= Rancho Corral de Cuati =

Land grant in California

Rancho Corral de Cuati (also known as Rancho Corral de Quati) was a 13322 acre Mexican land grant in present-day Santa Barbara County, California given in 1845 by Governor Pío Pico to Agustín Dávila. The grant was located along Alamo Pintado Creek, north of present-day Los Olivos. The grant is surrounded by Rancho La Laguna.

==History==
Agustín Dávila (1805-1848) was a painter who came to California in 1834 with the Híjar-Padrés Colony. Dávila painted the facade, nave walls, and the ceiling above the sanctuary of the Mission Santa Clara de Asís. He married María de Jesús Félix (1823 -) in 1836. He was granted the three square league Rancho Corral de Cuati in 1845. In a confrontation at Rancho Tinaquaic in 1848, Dávila was killed by Benjamin Foxen.

Cesario Lataillade acquired Rancho Corral de Cuati. Cesario Armand Lataillade (1819-1849) was a French trader involved in the hide and tallow trade who came to Santa Barbara in 1841. He married Antonia María de la Guerra (1827-), the fourth and youngest daughter of José de la Guerra y Noriega, in 1845. Lataillade was granted Rancho Cuyama (No. 2), and acquired Rancho Cuyama (No. 1) and Rancho La Zaca . Lataillade was killed in an accident in 1849, and the properties inherited by his widow and their two children, Maria Antonia Lataillade (1846-1916) and Cesario Eugene Lataillade (1849-).

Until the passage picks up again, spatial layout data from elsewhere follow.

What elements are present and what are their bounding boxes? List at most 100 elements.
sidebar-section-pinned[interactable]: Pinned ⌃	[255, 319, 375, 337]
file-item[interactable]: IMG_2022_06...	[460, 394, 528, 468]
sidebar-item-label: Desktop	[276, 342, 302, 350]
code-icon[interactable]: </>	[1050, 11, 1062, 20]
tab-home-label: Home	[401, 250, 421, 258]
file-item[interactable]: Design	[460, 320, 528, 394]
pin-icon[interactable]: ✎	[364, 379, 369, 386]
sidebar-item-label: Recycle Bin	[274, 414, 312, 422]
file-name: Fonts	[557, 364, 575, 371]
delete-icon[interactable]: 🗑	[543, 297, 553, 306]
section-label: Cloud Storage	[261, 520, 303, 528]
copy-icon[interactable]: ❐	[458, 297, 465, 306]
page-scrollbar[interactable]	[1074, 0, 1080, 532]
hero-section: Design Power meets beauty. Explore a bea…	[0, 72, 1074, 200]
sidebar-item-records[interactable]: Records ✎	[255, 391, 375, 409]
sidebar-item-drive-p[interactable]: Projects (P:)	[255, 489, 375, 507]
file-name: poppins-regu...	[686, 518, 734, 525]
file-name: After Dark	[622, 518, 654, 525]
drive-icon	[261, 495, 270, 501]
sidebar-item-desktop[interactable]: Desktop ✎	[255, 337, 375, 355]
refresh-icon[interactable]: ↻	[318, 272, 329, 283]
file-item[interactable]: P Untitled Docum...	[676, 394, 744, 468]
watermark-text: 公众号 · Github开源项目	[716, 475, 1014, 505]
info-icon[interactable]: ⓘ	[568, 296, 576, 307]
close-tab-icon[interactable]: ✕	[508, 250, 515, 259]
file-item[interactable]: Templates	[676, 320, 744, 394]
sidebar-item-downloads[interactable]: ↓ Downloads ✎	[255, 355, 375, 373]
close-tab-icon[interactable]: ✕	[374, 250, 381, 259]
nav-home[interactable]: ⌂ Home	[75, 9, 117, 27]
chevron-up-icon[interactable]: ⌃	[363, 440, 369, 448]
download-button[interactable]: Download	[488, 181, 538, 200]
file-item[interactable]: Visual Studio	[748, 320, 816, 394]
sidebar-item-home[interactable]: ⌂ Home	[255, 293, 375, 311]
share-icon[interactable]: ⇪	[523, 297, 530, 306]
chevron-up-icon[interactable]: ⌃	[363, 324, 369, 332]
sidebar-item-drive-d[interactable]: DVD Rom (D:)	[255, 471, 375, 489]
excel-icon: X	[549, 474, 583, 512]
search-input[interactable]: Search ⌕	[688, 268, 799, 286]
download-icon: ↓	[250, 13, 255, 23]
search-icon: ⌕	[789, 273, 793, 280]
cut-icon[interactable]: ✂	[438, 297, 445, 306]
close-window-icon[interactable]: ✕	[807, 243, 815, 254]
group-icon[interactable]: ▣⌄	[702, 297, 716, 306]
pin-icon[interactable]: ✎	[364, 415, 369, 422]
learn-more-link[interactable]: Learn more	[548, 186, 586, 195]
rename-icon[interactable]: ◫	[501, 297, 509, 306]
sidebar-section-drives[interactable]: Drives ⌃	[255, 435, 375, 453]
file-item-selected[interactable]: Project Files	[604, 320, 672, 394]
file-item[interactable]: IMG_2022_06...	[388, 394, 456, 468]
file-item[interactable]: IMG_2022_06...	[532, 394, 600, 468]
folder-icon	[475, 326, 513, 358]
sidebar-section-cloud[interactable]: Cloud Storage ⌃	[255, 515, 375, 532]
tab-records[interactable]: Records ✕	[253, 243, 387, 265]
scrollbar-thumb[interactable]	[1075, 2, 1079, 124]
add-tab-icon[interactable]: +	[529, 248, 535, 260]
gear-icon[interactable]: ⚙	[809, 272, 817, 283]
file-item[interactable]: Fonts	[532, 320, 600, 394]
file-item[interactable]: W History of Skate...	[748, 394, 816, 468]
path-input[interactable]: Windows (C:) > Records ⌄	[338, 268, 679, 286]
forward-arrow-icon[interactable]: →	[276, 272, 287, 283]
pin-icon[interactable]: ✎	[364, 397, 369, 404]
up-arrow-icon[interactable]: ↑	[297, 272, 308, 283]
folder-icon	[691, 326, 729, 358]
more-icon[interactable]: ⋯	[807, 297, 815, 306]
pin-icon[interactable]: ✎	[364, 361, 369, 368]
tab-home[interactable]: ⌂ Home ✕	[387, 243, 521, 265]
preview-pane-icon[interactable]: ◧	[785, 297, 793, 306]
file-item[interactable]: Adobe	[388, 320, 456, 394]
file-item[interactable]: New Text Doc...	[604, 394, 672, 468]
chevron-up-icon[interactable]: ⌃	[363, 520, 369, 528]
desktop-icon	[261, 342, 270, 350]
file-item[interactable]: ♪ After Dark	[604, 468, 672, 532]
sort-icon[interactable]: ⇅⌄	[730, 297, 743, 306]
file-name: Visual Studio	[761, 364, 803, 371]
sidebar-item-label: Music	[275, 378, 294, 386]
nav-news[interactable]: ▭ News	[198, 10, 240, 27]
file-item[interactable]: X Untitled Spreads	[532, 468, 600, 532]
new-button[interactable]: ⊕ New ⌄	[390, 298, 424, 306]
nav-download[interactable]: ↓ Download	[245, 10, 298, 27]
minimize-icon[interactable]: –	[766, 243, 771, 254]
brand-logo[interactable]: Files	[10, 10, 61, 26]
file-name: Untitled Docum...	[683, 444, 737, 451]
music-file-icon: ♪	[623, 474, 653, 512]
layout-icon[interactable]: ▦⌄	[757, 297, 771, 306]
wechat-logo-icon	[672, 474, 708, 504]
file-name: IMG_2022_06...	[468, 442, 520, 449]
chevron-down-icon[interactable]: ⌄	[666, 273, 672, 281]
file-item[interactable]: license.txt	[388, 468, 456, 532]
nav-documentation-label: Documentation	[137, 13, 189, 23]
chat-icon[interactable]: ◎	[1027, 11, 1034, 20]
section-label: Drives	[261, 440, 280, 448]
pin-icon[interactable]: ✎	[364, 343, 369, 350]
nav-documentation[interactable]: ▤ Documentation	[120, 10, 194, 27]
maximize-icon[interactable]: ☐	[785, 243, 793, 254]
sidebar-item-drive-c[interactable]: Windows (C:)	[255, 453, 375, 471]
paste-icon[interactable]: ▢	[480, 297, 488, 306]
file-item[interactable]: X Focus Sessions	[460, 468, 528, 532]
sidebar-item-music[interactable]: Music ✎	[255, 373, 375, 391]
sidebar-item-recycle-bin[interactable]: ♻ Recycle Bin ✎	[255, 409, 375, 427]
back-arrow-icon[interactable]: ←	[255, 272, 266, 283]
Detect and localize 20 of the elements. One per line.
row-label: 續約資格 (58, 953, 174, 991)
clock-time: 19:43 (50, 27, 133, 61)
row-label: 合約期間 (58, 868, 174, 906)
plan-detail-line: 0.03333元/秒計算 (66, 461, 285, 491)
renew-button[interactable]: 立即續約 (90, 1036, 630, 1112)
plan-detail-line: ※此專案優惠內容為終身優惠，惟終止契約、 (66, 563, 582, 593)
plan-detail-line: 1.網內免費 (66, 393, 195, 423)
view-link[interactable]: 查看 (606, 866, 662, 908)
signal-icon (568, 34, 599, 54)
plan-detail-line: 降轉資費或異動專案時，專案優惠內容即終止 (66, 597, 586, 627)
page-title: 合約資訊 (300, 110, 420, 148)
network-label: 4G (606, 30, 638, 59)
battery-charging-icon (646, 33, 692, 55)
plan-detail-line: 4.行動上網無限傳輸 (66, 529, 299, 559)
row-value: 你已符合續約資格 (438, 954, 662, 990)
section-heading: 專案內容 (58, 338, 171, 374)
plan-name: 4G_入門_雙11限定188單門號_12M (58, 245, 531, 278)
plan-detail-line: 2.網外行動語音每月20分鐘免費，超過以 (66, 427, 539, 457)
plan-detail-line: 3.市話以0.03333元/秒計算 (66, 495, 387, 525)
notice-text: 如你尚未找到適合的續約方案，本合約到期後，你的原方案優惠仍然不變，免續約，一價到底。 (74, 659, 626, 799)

With the cession of California to the United States following the Mexican-American War, the 1848 Treaty of Guadalupe Hidalgo provided that the land grants would be honored. As required by the Land Act of 1851, a claim for Rancho Corral de Cuati was filed with the Public Land Commission in 1852, and the grant was patented to María Antonia de la Guerra y Lataillade in 1876.